Argentine President Javier Milei is grappling with the threat of impeachment after backing a cryptocurrency initiative that disastrously crumbled, identified by experts as a significant insider fraud. The controversial Libra (LIBRA) token, built on the Solana platform, started its surge on Feb. 14, moments after Milei promoted the scheme on X, previously known as Twitter. The post, which has since been deleted, contained a website and a contract address for the token, a “private project” aimed at “stimulating the growth of the Argentine economy.”
The Libra token fleetingly escalated to a top market capitalization of $4.56 billion at 10:30 pm UTC on Feb. 14 before it plummeted over 94% to a mere $257 million market cap within 11 hours of its debut on decentralized exchanges, as Dexscreener data reveals.
Milei may soon confront impeachment proceedings as Argentina’s fintech chamber has conceded that this could be a rug pull situation. “We must initiate an impeachment motion against the president due to this internationally embarrassing scandal,” opposition legislator Leandro Santoro told Reuters in a Feb. 16 report.
Following the token’s dramatic fall on Feb. 15, Milei published a statement on X, clarifying that he was oblivious to the project specifics during his endorsement and that he holds “no connection whatsoever” with the “private enterprise” that launched the token. Milei also warned that his political adversaries may exploit this situation, stating: “To the despicable rodents of the political class, who seek to capitalize on this circumstance for damage, I say that they reaffirm their sordid nature daily and strengthen our resolve to kick them out.”
Despite Milei’s attempt to retract his endorsement, at least eight insider wallets associated with the Libra team successfully liquidated over $107 million in liquidity.

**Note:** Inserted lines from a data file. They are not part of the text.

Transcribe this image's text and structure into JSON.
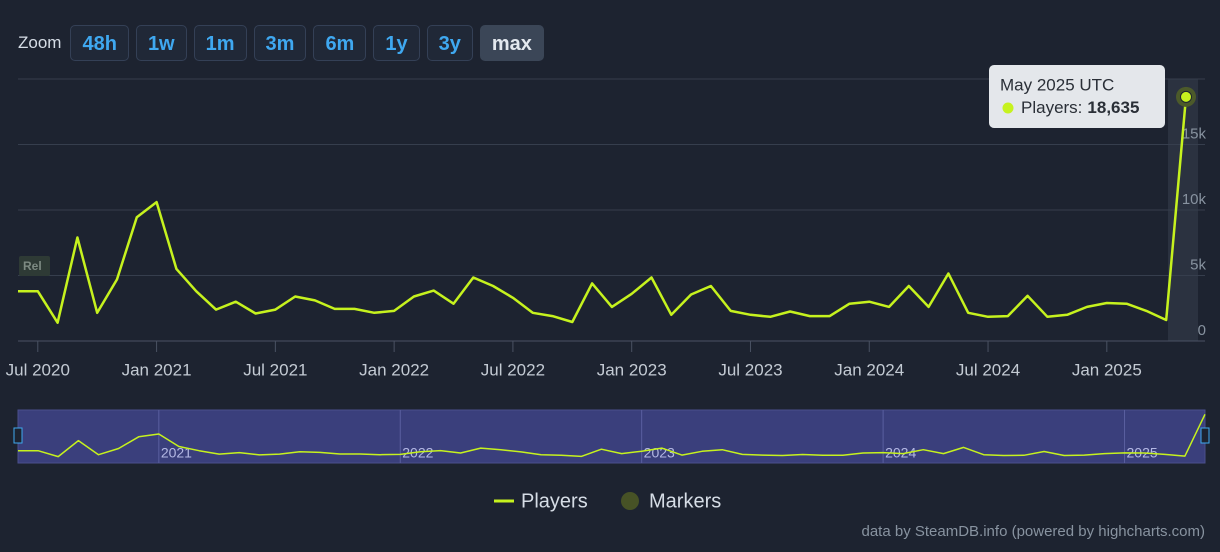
{
  "chart_data": {
    "type": "line",
    "zoom": {
      "label": "Zoom",
      "buttons": [
        "48h",
        "1w",
        "1m",
        "3m",
        "6m",
        "1y",
        "3y",
        "max"
      ],
      "active": "max"
    },
    "x": [
      "2020-06",
      "2020-07",
      "2020-08",
      "2020-09",
      "2020-10",
      "2020-11",
      "2020-12",
      "2021-01",
      "2021-02",
      "2021-03",
      "2021-04",
      "2021-05",
      "2021-06",
      "2021-07",
      "2021-08",
      "2021-09",
      "2021-10",
      "2021-11",
      "2021-12",
      "2022-01",
      "2022-02",
      "2022-03",
      "2022-04",
      "2022-05",
      "2022-06",
      "2022-07",
      "2022-08",
      "2022-09",
      "2022-10",
      "2022-11",
      "2022-12",
      "2023-01",
      "2023-02",
      "2023-03",
      "2023-04",
      "2023-05",
      "2023-06",
      "2023-07",
      "2023-08",
      "2023-09",
      "2023-10",
      "2023-11",
      "2023-12",
      "2024-01",
      "2024-02",
      "2024-03",
      "2024-04",
      "2024-05",
      "2024-06",
      "2024-07",
      "2024-08",
      "2024-09",
      "2024-10",
      "2024-11",
      "2024-12",
      "2025-01",
      "2025-02",
      "2025-03",
      "2025-04",
      "2025-05"
    ],
    "series": [
      {
        "name": "Players",
        "color": "#c6f21e",
        "values": [
          3800,
          3800,
          1400,
          7900,
          2150,
          4700,
          9450,
          10600,
          5500,
          3800,
          2400,
          3000,
          2100,
          2400,
          3400,
          3100,
          2450,
          2450,
          2150,
          2300,
          3400,
          3850,
          2850,
          4850,
          4200,
          3300,
          2150,
          1900,
          1450,
          4400,
          2600,
          3600,
          4850,
          2000,
          3550,
          4200,
          2300,
          2000,
          1850,
          2250,
          1900,
          1900,
          2850,
          3000,
          2600,
          4200,
          2600,
          5150,
          2150,
          1850,
          1900,
          3450,
          1850,
          2000,
          2600,
          2900,
          2850,
          2300,
          1600,
          18635
        ]
      }
    ],
    "extra_legend": [
      {
        "name": "Markers",
        "color": "#475226"
      }
    ],
    "xlim": [
      "2020-06",
      "2025-05"
    ],
    "xticks": [
      {
        "value": "2020-07",
        "label": "Jul 2020"
      },
      {
        "value": "2021-01",
        "label": "Jan 2021"
      },
      {
        "value": "2021-07",
        "label": "Jul 2021"
      },
      {
        "value": "2022-01",
        "label": "Jan 2022"
      },
      {
        "value": "2022-07",
        "label": "Jul 2022"
      },
      {
        "value": "2023-01",
        "label": "Jan 2023"
      },
      {
        "value": "2023-07",
        "label": "Jul 2023"
      },
      {
        "value": "2024-01",
        "label": "Jan 2024"
      },
      {
        "value": "2024-07",
        "label": "Jul 2024"
      },
      {
        "value": "2025-01",
        "label": "Jan 2025"
      }
    ],
    "ylim": [
      0,
      20000
    ],
    "yticks": [
      0,
      {
        "value": 5000,
        "label": "5k"
      },
      {
        "value": 10000,
        "label": "10k"
      },
      {
        "value": 15000,
        "label": "15k"
      }
    ],
    "grid": true,
    "annotation": "Rel",
    "tooltip": {
      "title": "May 2025 UTC",
      "label": "Players:",
      "value": "18,635"
    },
    "navigator": {
      "xticks": [
        {
          "value": "2021-01",
          "label": "2021"
        },
        {
          "value": "2022-01",
          "label": "2022"
        },
        {
          "value": "2023-01",
          "label": "2023"
        },
        {
          "value": "2024-01",
          "label": "2024"
        },
        {
          "value": "2025-01",
          "label": "2025"
        }
      ]
    },
    "credits": "data by SteamDB.info (powered by highcharts.com)"
  }
}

This involved 57.6 million USD Coin (USDC) and 249,671 Solana (SOL) valued at $49.7 million, according to onchain intelligence agency Lookonchain.
Insider wallets began draining the token merely three hours after its trading debut, resulting in its over 94% drop, as revealed by data from the Kobeissi Letter. Other blockchain analytics companies had previously raised concerns about the project’s tokenomics. Blockchain analytics firm Bubblemaps had cautioned about LIBRA’s flawed tokenomics, disclosing that 82% of the supply was immediately unlocked and available for sale.
Furthermore, the project offered no preliminary details about its tokenomics, a critical red flag among crypto investors. The desire for celebrity-endorsed memecoins among retail investors has escalated since US President Donald Trump launched his Official Trump (TRUMP) memecoin on Jan. 18, succeeded by First Lady Melania Trump’s Melania Meme (MELANIA) token on Jan. 19 on the Solana network ahead of his inauguration on Jan. 20.